Reeds den 7 October 1874 trad hij in militairen dienst en wel bij het Instructie-Bataillon om daarna den 24 November 1882 te worden benoemd tot tweede-luitenant bij het 8e Regiment Infanterie. Den 11 Augustus 1887 werd hij bevorderd tot eerste-luitenant, waarna hij den 1 Mei 1889 werd geplaatst op de IIe Afdeeling der Krijgsschool, de latere Hoogere Krijgsschool. Nadat Von Schmid den 1 October 1892 was overgeplaatst bij het 7e Regiment Infanterie, verkreeg hij den 13 November 1893 eene plaatsing bij het Regiment Grenadiers en Jagers, waar hij bij de Jagers werd ingedeeld. Den 3 Maart 1900 werd hij bevorderd tot Kapitein bij het 6e Regiment Infanterie, dat hij 1 Mei op verzoek verwisselde met het 4e Regiment. Den 29 Augustus 1903 kwam hij bij den Generalen Staf, bij welk dienstvak hij 11 Juni 1908 Majoor werd en 27 Juni 1911 Luitenant-Kolonel. Den 1 November 1911 werd Von Schmid overgeplaatst bij het Regiment Grenadiers en Jagers, waarbij hij Commandant van het 4e Bataljon werd. Den 1 April 1913 werd hij bij de reorganisatie van het leger Commandant van het Regiment Jagers. Den 16 Juni 1915 werd hij bevorderd tot Kolonel, Commandant van de VIIe Infanteriebrigade. Dit commando heeft hij bijna 2 jaar gevoerd. Den 16 April 1917 heeft hij den militairen dienst verlaten, waarna hem den 27 Augustus 1921 de titulaire rang van Generaal-Majoor verleend werd. Van 22 Juni 1912 tot zijn
| |
| |
ontslag uit den militairen dienst was hij adviseerend lid der Legercommissie. Hij is den 19 Februari 1942 op 82-jarigen leeftijd ontslapen.

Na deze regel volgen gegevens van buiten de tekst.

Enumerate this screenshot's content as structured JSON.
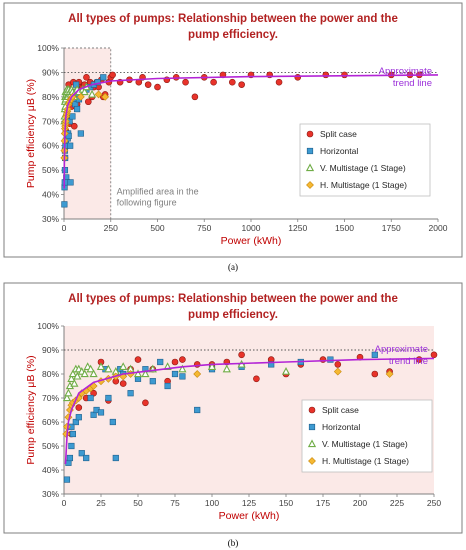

Gerust mag worden gezegd, dat het tijdperk, waarin Von Schmid zijnen dienst bij den Generalen Staf vervulde, het glorietijdperk van zijn loopbaan is geweest. Bij den Generalen Staf toch werd aan zijn bekwame hand toevertrouwd het ontwerpen van tal van regelingen en organisatiën, waarvan het tot stand komen voor onze weermacht van het grootste belang was. En al wat hij ontwierp, werd meestentijds ongewijzigd door zijne chefs ingevoerd, en wat meer zegt: deze regelingen hebben de proef der werkelijkheid kunnen verduren, zoo bij de mobilisatie van het leger in 1914. En bij alle door hem geleverde ontwerpen bleek over welk een scherpzinnigen geest hij beschikte en in welk een helderen, duidelijken stijl hij zijne denkbeelden wist neer te leggen. Het is dan ook geen wonder, dat hij bij zijne toenmalige chefs in hooge eere stond. Dit was in het bijzonder het geval bij den Luitenant-Generaal A. Kool, die zoovele jaren aan het hoofd van het dienstvak van den Generalen Staf heeft gestaan en zijn militaire loopbaan gesloten heeft als eerste commandant van ons veldleger, een chef, aan wien allen, die onder hem mochten dienen, met groote vereering terugdenken.
Dat aan den toenmaligen Kapitein Jhr. von Schmid bij den Generalen Staf allerbelangrijkst werk werd opgedragen, wordt door hem zelf op enkele plaatsen in zijne geschriften vermeld. Zoo lezen wij in het artikel: ‘Legerbevel in tijden van oorlogsgevaar’ (De Gids 1928): ‘Toen in 1903, voornamelijk als gevolg van den langeren duur van den dienstplicht, de legersterkte gaande weg meer dan verdubbeld was, is het mijn taak geweest voor de oproeping en voor de opkomst der militie met spoed nieuwe voorschriften samen te stellen. Het is een omvangrijke arbeid geweest, die met een paar groote tusschenpoozen bij mij drie jaren onderhanden was... Nog altijd is het een voldoening, dat de voorschriften in 1914 de proef zoo goed doorstaan hebben...’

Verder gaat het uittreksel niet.